Al menos su salud había mejorado un poco, ahora que Fitz se había rendido a lo inevitable y había abandonado su despiadada campaña para intentar que Charlie se convirtiera en un hijo «satisfactorio». ¡Oh, qué cantidad de resfriados había cogido después de haberse visto obligado a cabalgar durante horas con mal tiempo! ¡Y la cantidad de fiebres que lo habían tenido postrado en cama durante semanas después de asistir a partidas de caza o a agotadores viajes a Londres! Nada de todo aquello había desviado a Charlie de su pasión por los estudios, nada consiguió transformarlo en un hijo aceptable para Darcy de Pemberley.

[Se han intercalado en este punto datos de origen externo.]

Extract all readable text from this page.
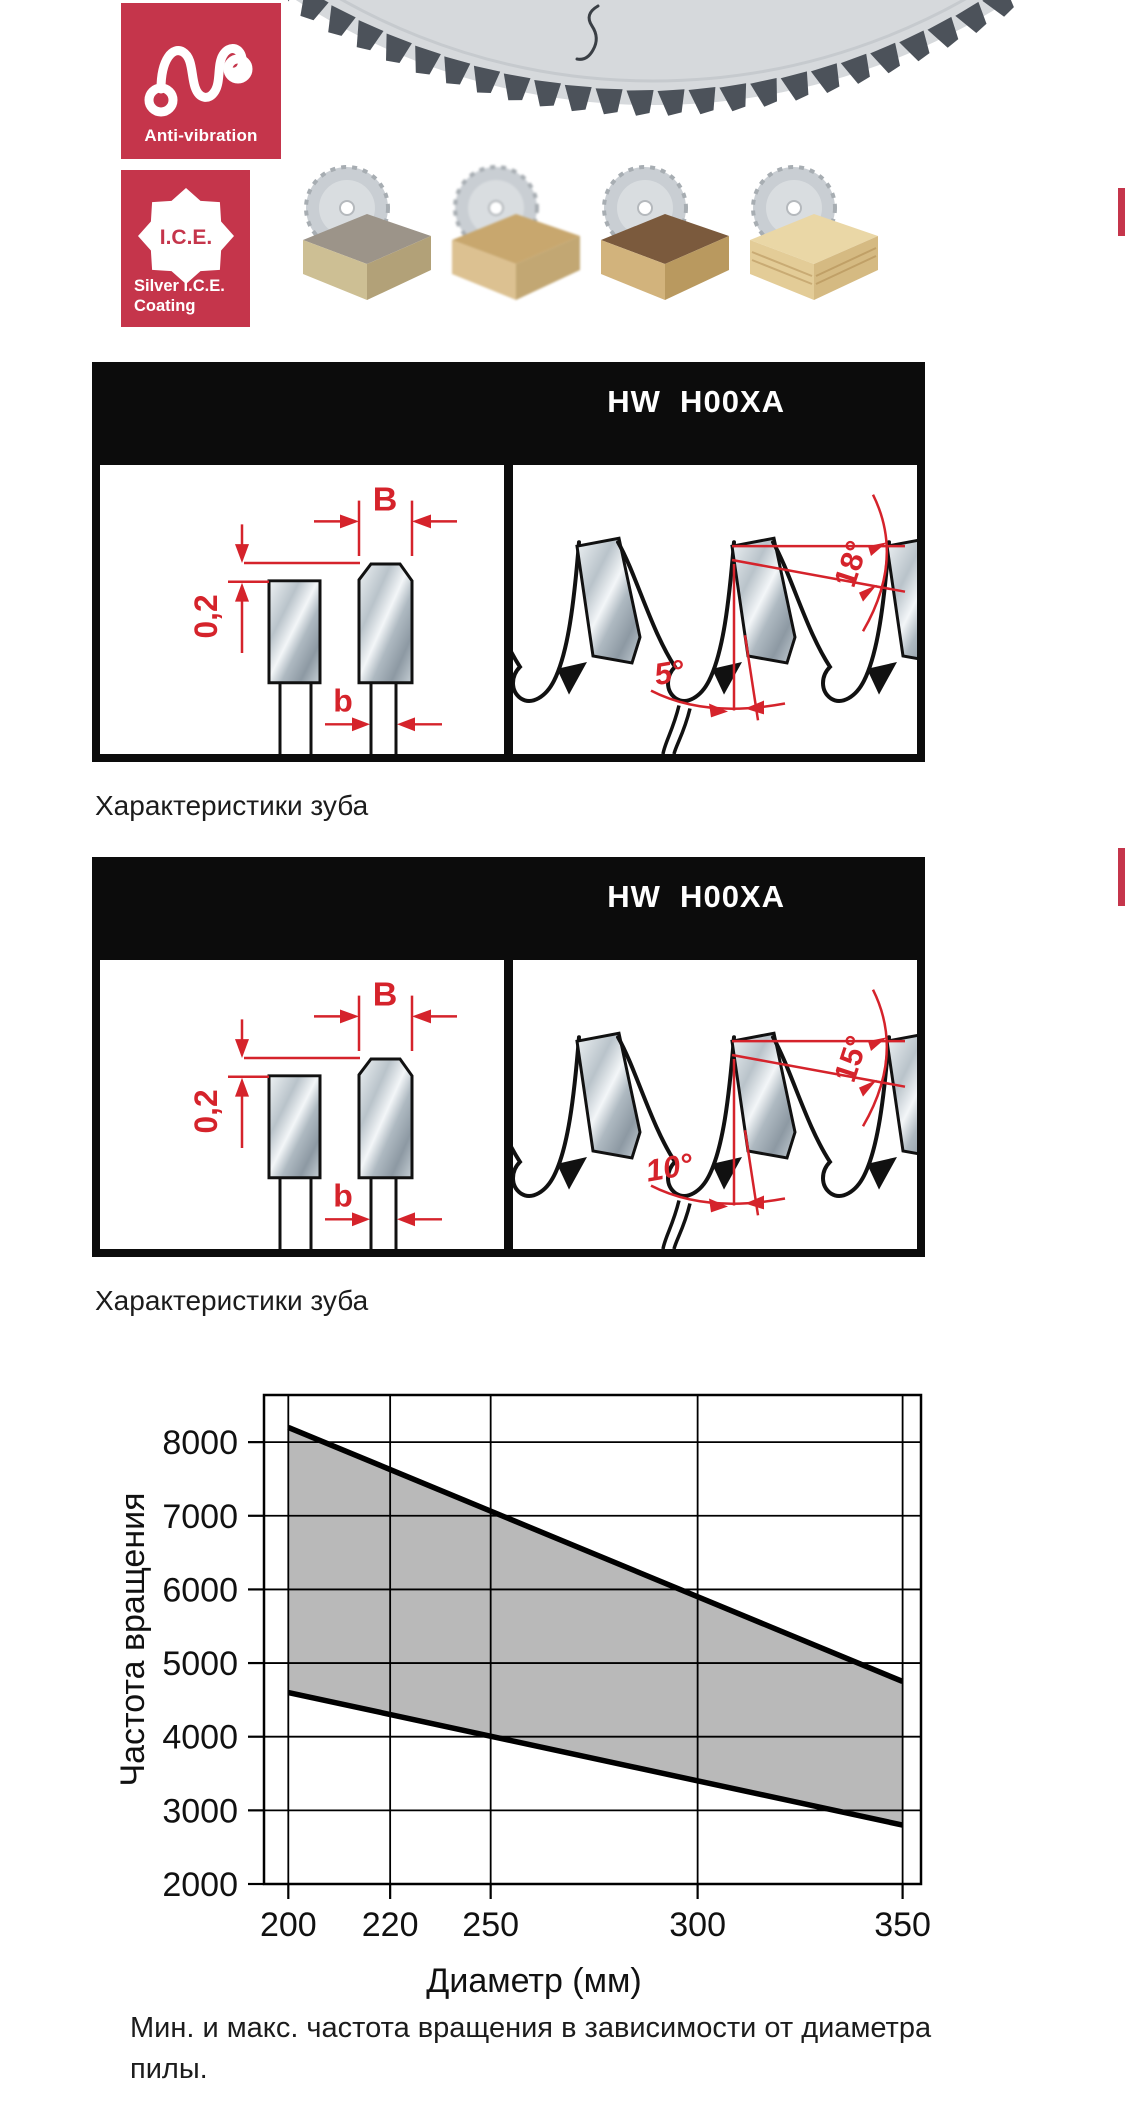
Anti-vibration
I.C.E.
Silver I.C.E.
Coating
HW  H00XA
B
0,2
b
18°
5°
Характеристики зуба
HW  H00XA
B
0,2
b
15°
10°
Характеристики зуба
2000
3000
4000
5000
6000
7000
8000
200 220 250	300	350
Частота вращения
Диаметр (мм)
Мин. и макс. частота вращения в зависимости от диаметра пилы.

«Ya es suficiente, Fitz», le había dicho Elizabeth el año anterior, temiendo la gélida altanería con que su marido escucharía sus palabras, pero decidida a que las escuchara. «Soy la madre de Charlie y te he cedido la dirección de su educación infantil sin dar siquiera mi opinión. Pero ahora lo voy a hacer. No puedes arrojar a Charlie a los lobos de un regimiento de caballería, por muy deseable que te parezca que el hijo de un noble, que además es su heredero, pase unos años en el ejército para pulirse…¿Pulirse? ¡Bah…! Esa vida lo mataría. Su única ambición es ir a Oxford y estudiar a los clásicos, y se le debe permitir que siga ese camino. ¡Y no digas que detestabas tanto Cambridge que te compraste un par de galones en un regimiento de húsares! Tu padre ya había muerto, así que no sé qué habría pensado de tu conducta. Lo único que sé es lo que le conviene a Charlie».
La gélida altanería en realidad no se mostró en todo su esplendor en aquella ocasión y el rostro de Fitz se había tornado casi metálico, pero sus ojos negros, clavados en los de su esposa, denotaban más cansancio que irritación.
«Seguro que tienes razón», había dicho Fitz, con un tono áspero. «Nuestro hijo es un flojo afeminado, sólo válido para la universidad o para la Iglesia, y preferiría mil veces tener a un catedrático que a un Darcy obispo, así que no quiero saber nada más de este asunto. Mándalo a Oxford, ¡haz lo que te plazca!».